The court ordered Amrine to be released within 30 days, unless the state should decide to retry his case. Given the loss of all three prosecution witnesses, another trial seems unlikely.
Three dissenting judges, while agreeing that Amrine deserved some relief, were unwilling to simply overturn his conviction. They argued that the recantations needed to be “evaluated” by a special court master. Judge Richard B. Teitelman, who wrote the majority opinion, disagreed, saying, “In light of the resulting lack of any remaining direct evidence of Amrine’s guilt from the first trial, Amrine has already met the clear and convincing evidence standard …”
Kent Gibson, another of Amrine’s appellate attorneys, says that the decision to overturn Amrine’s conviction is a slap at the 8th Circuit Court of Appeals, which had ruled that even if the three recantations might suggest Amrine was innocent, the evidence was procedurally barred since Amrine’s attorneys should have been able to discover that evidence earlier through due diligence.
The decision to overturn Amrine’s conviction also constitutes a challenge of the U.S. Supreme Court, which has acted to limit death row prisoners to one habeas corpus appeal of their conviction, and of Congress, which codified that grim limit in 1996 with passage of the Effective Death Penalty Act. In their ruling, the Missouri justices insisted that courts “always have the responsibility to evaluate the quality of the evidence in a death penalty case.”

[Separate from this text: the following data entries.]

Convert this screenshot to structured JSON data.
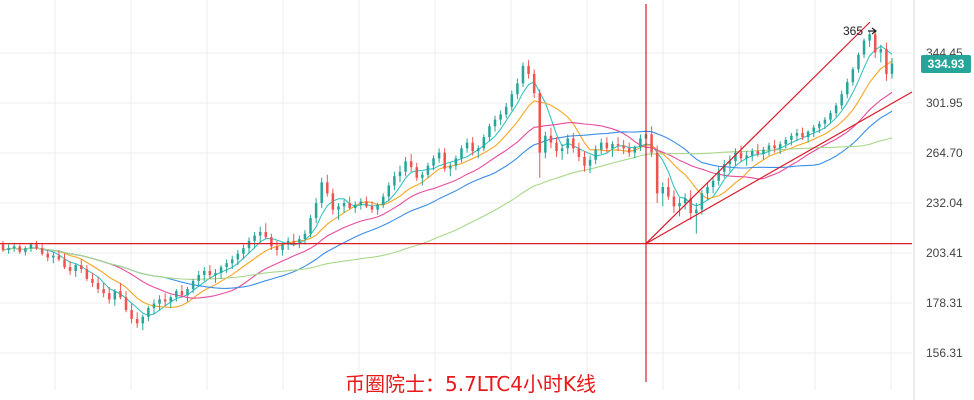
{
  "chart_data": {
    "type": "candlestick",
    "title": "币圈院士：5.7LTC4小时K线",
    "y_ticks": [
      "344.45",
      "301.95",
      "264.70",
      "232.04",
      "203.41",
      "178.31",
      "156.31"
    ],
    "y_tick_values": [
      344.45,
      301.95,
      264.7,
      232.04,
      203.41,
      178.31,
      156.31
    ],
    "last_price": "334.93",
    "high_marker": "365",
    "grid": true,
    "colors": {
      "up": "#26a69a",
      "down": "#ef5350",
      "annotation": "#d91b2a",
      "ma": [
        "#36c3c1",
        "#f5a623",
        "#e84b9c",
        "#3c8ee8",
        "#a8d88a"
      ]
    },
    "ma_periods": [
      5,
      10,
      20,
      30,
      60
    ],
    "horizontal_line": 208.5,
    "candles": [
      [
        208,
        210,
        204,
        205
      ],
      [
        205,
        208,
        203,
        206
      ],
      [
        206,
        209,
        204,
        207
      ],
      [
        207,
        208,
        203,
        204
      ],
      [
        204,
        207,
        202,
        206
      ],
      [
        206,
        209,
        204,
        208
      ],
      [
        208,
        210,
        205,
        206
      ],
      [
        206,
        208,
        202,
        203
      ],
      [
        203,
        205,
        199,
        201
      ],
      [
        201,
        204,
        198,
        202
      ],
      [
        202,
        205,
        199,
        200
      ],
      [
        200,
        203,
        195,
        196
      ],
      [
        196,
        199,
        192,
        194
      ],
      [
        194,
        198,
        191,
        197
      ],
      [
        197,
        200,
        193,
        195
      ],
      [
        195,
        197,
        189,
        190
      ],
      [
        190,
        193,
        186,
        188
      ],
      [
        188,
        191,
        183,
        185
      ],
      [
        185,
        188,
        181,
        183
      ],
      [
        183,
        186,
        178,
        180
      ],
      [
        180,
        185,
        177,
        184
      ],
      [
        184,
        188,
        180,
        181
      ],
      [
        181,
        184,
        174,
        175
      ],
      [
        175,
        178,
        169,
        171
      ],
      [
        171,
        174,
        167,
        169
      ],
      [
        169,
        173,
        166,
        172
      ],
      [
        172,
        177,
        170,
        176
      ],
      [
        176,
        180,
        173,
        178
      ],
      [
        178,
        182,
        175,
        180
      ],
      [
        180,
        183,
        177,
        179
      ],
      [
        179,
        182,
        176,
        181
      ],
      [
        181,
        185,
        179,
        184
      ],
      [
        184,
        187,
        181,
        182
      ],
      [
        182,
        186,
        179,
        185
      ],
      [
        185,
        190,
        183,
        189
      ],
      [
        189,
        194,
        186,
        192
      ],
      [
        192,
        196,
        189,
        194
      ],
      [
        194,
        197,
        190,
        192
      ],
      [
        192,
        195,
        188,
        193
      ],
      [
        193,
        197,
        190,
        196
      ],
      [
        196,
        200,
        193,
        198
      ],
      [
        198,
        202,
        195,
        200
      ],
      [
        200,
        205,
        197,
        203
      ],
      [
        203,
        208,
        200,
        206
      ],
      [
        206,
        212,
        203,
        210
      ],
      [
        210,
        215,
        206,
        213
      ],
      [
        213,
        218,
        209,
        215
      ],
      [
        215,
        220,
        211,
        212
      ],
      [
        212,
        214,
        205,
        207
      ],
      [
        207,
        210,
        202,
        205
      ],
      [
        205,
        209,
        202,
        208
      ],
      [
        208,
        212,
        205,
        210
      ],
      [
        210,
        214,
        207,
        209
      ],
      [
        209,
        213,
        206,
        211
      ],
      [
        211,
        216,
        208,
        214
      ],
      [
        214,
        225,
        212,
        223
      ],
      [
        223,
        235,
        220,
        232
      ],
      [
        232,
        248,
        229,
        245
      ],
      [
        245,
        250,
        236,
        238
      ],
      [
        238,
        241,
        225,
        228
      ],
      [
        228,
        232,
        222,
        230
      ],
      [
        230,
        234,
        226,
        232
      ],
      [
        232,
        236,
        228,
        229
      ],
      [
        229,
        233,
        226,
        231
      ],
      [
        231,
        235,
        228,
        233
      ],
      [
        233,
        236,
        229,
        230
      ],
      [
        230,
        233,
        226,
        228
      ],
      [
        228,
        232,
        225,
        231
      ],
      [
        231,
        238,
        229,
        236
      ],
      [
        236,
        245,
        233,
        243
      ],
      [
        243,
        252,
        240,
        249
      ],
      [
        249,
        256,
        245,
        252
      ],
      [
        252,
        262,
        249,
        259
      ],
      [
        259,
        264,
        252,
        255
      ],
      [
        255,
        258,
        246,
        248
      ],
      [
        248,
        252,
        243,
        250
      ],
      [
        250,
        258,
        248,
        256
      ],
      [
        256,
        263,
        253,
        261
      ],
      [
        261,
        268,
        258,
        265
      ],
      [
        265,
        268,
        252,
        254
      ],
      [
        254,
        258,
        249,
        256
      ],
      [
        256,
        263,
        253,
        261
      ],
      [
        261,
        270,
        258,
        268
      ],
      [
        268,
        275,
        265,
        272
      ],
      [
        272,
        276,
        263,
        266
      ],
      [
        266,
        270,
        261,
        268
      ],
      [
        268,
        278,
        266,
        276
      ],
      [
        276,
        286,
        273,
        284
      ],
      [
        284,
        292,
        280,
        289
      ],
      [
        289,
        296,
        285,
        293
      ],
      [
        293,
        302,
        290,
        299
      ],
      [
        299,
        312,
        296,
        309
      ],
      [
        309,
        322,
        305,
        318
      ],
      [
        318,
        336,
        315,
        333
      ],
      [
        333,
        338,
        322,
        326
      ],
      [
        326,
        330,
        306,
        310
      ],
      [
        310,
        313,
        248,
        265
      ],
      [
        265,
        280,
        261,
        277
      ],
      [
        277,
        283,
        268,
        272
      ],
      [
        272,
        276,
        262,
        266
      ],
      [
        266,
        271,
        260,
        268
      ],
      [
        268,
        278,
        264,
        275
      ],
      [
        275,
        279,
        265,
        268
      ],
      [
        268,
        272,
        259,
        262
      ],
      [
        262,
        266,
        252,
        256
      ],
      [
        256,
        263,
        251,
        260
      ],
      [
        260,
        270,
        257,
        267
      ],
      [
        267,
        275,
        264,
        272
      ],
      [
        272,
        276,
        265,
        268
      ],
      [
        268,
        273,
        262,
        271
      ],
      [
        271,
        276,
        266,
        270
      ],
      [
        270,
        274,
        264,
        268
      ],
      [
        268,
        272,
        262,
        265
      ],
      [
        265,
        270,
        261,
        269
      ],
      [
        269,
        278,
        266,
        275
      ],
      [
        275,
        282,
        271,
        278
      ],
      [
        278,
        284,
        262,
        265
      ],
      [
        265,
        270,
        232,
        238
      ],
      [
        238,
        245,
        230,
        242
      ],
      [
        242,
        248,
        234,
        236
      ],
      [
        236,
        240,
        226,
        230
      ],
      [
        230,
        235,
        224,
        232
      ],
      [
        232,
        238,
        228,
        235
      ],
      [
        235,
        240,
        222,
        226
      ],
      [
        226,
        232,
        214,
        228
      ],
      [
        228,
        240,
        225,
        238
      ],
      [
        238,
        245,
        234,
        242
      ],
      [
        242,
        248,
        238,
        246
      ],
      [
        246,
        255,
        243,
        252
      ],
      [
        252,
        260,
        248,
        257
      ],
      [
        257,
        263,
        252,
        259
      ],
      [
        259,
        268,
        256,
        265
      ],
      [
        265,
        270,
        259,
        261
      ],
      [
        261,
        266,
        256,
        263
      ],
      [
        263,
        268,
        259,
        266
      ],
      [
        266,
        271,
        262,
        264
      ],
      [
        264,
        269,
        260,
        267
      ],
      [
        267,
        272,
        263,
        270
      ],
      [
        270,
        274,
        265,
        268
      ],
      [
        268,
        273,
        264,
        271
      ],
      [
        271,
        276,
        268,
        274
      ],
      [
        274,
        279,
        270,
        277
      ],
      [
        277,
        282,
        273,
        279
      ],
      [
        279,
        283,
        274,
        276
      ],
      [
        276,
        281,
        272,
        280
      ],
      [
        280,
        285,
        276,
        283
      ],
      [
        283,
        288,
        279,
        286
      ],
      [
        286,
        291,
        282,
        289
      ],
      [
        289,
        296,
        286,
        294
      ],
      [
        294,
        302,
        291,
        300
      ],
      [
        300,
        312,
        297,
        309
      ],
      [
        309,
        322,
        306,
        319
      ],
      [
        319,
        332,
        316,
        330
      ],
      [
        330,
        345,
        327,
        343
      ],
      [
        343,
        358,
        340,
        356
      ],
      [
        356,
        365,
        350,
        362
      ],
      [
        362,
        364,
        340,
        345
      ],
      [
        345,
        352,
        336,
        348
      ],
      [
        348,
        354,
        320,
        326
      ],
      [
        326,
        340,
        322,
        335
      ]
    ]
  }
}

The decision is a belated rebuff to U.S. Attorney General John Ashcroft, who earlier, as attorney general for the state of Missouri, made the decision to seek to block Amrine’s appeal in federal court.
While a state court ruling carries no precedent value in federal courts or the courts of other states, Gibson says the Amrine decision will nonetheless help other death row cases where there have been belated recantations. “When you think about it, it doesn’t seem like a very radical concept to say that if the witnesses in a case have recanted, a court should reexamine the case,” says Gibson, “but these days, the federal courts are putting procedure before substance. In this case, the state court has said that substance matters more than procedure.”
Despite the victory, Gibson and O’Brien are ambivalent as they consider its impact. “It’s real nice that Joe is going to be free,” says Gibson, “but the fact that it took 17 years to get a case that had this many problems thrown out doesn’t speak very well of our legal system.”